Elsie Cubitt has vanished after withdrawing 5,000 pounds from her bank and Slaney is the most likely culprit. Holmes starts his quest by visiting a spiritualist, a confidant of Elsie. However, soon after Holmes leaves, the spiritualist vanishes too. The trail turns murky when a Holmes impersonator seems to be just in front of the London duo, leaving behind fallacious clues to throw Sherlock off and crime victims wanting retribution. The dynamic duo journeys to New York City where Homes also vanishes, leaving Watson and bartender buddy Shadwell Rafferty in Chicago in search of the great sleuth and Elsie.

Though a solid homage to Doyle and Holmes, THE DISAPPEARANCE OF SHERLOCK HOLMES never quite grips the audience as one would expect with Holmes missing and apparently a prisoner of a devious enemy. Instead, the reader sees an insightful look at the late Victorian era on both sides of the Atlantic and the ho hum of another case as related by Watson. Though the candid insight by Elsie, Holmes, and others adds depth, this tribute is more for the Baker Street crowd revering along with Larry Millet one of the notables.

Harriet Klausner

Rating: 3 stars
Summary: Action-packed Holmes
Review: When Sherlock Holmes's beautiful love interest vanishes, Holmes and Watson are quick to investigate. What they find, however, is that they have been targeted by a ruthless plot to make them appear to be the kidnappers--and murderers. In a chase that takes them from London to New York and on to Chicago, Holmes and Watson battle to find the edge that will let them pull ahead of the plotters and rescue Elsie Cubitt before she suffers the 'fate worse than death.'

Author Larry Millett has done his historical research and documents it in richly strewn footnotes. His accounts of city geography, turn of the (19/20th) century urban politics, and train travel all ring true. While the historical details ring true, the adventure itself has a bit of a hollow feel. It is difficult to imagine any criminal organization going to the troubles that Holmes's enemies go here. Surely it would have been easier to kill Holmes and Cubitt, if that was the goal, and then ruin their reputation later. Instead, they spend incredible amounts of money and energy for a pointless revenge.

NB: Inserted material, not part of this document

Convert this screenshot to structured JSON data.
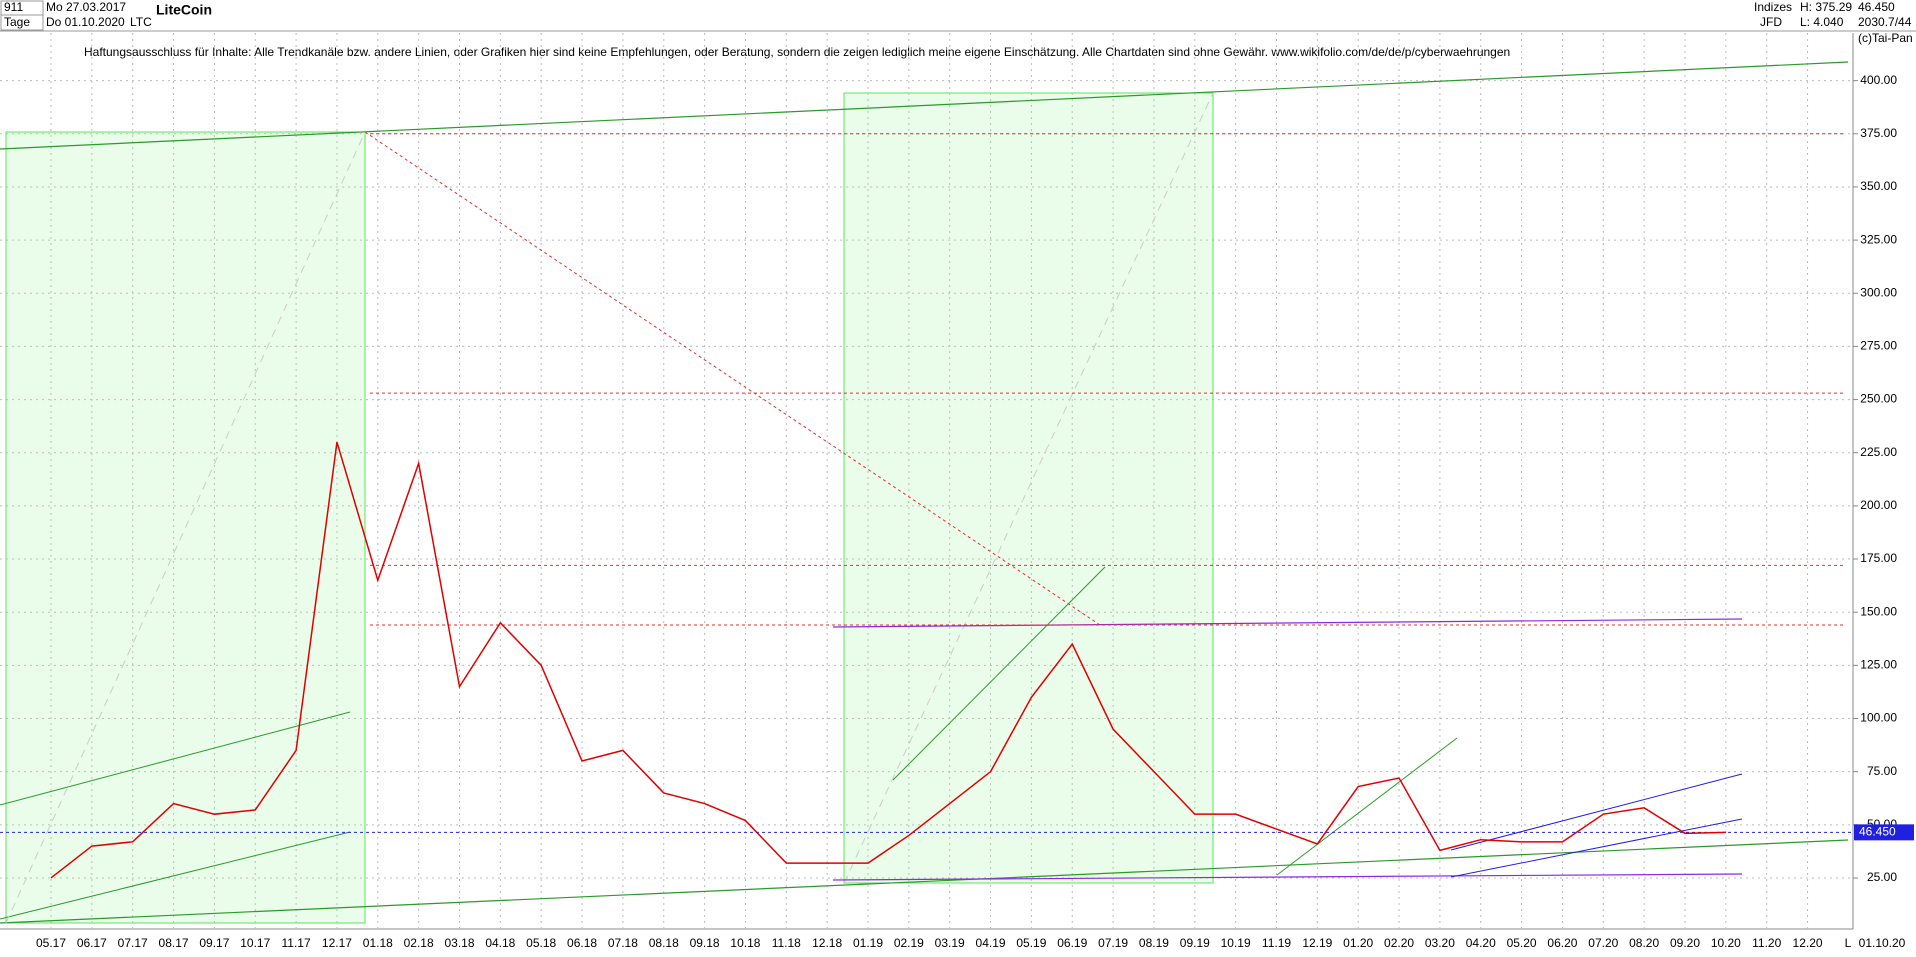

Fans of the Holmes oeuvre may not recognize the Sherlock presented by Millett. Instead of cerebral, this Holmes is physical and impulsive. Watson, in contrast, was presented sympathetically with, I think, a properly balanced sense of loyalty and dogged determination. Doyle's Watson was never stupid--just an everyman like all of us who could not hope to do more than bask in Holmes's brilliance. So too, Millett's Watson is a man of action and integrity with solid if unexceptional intelligence.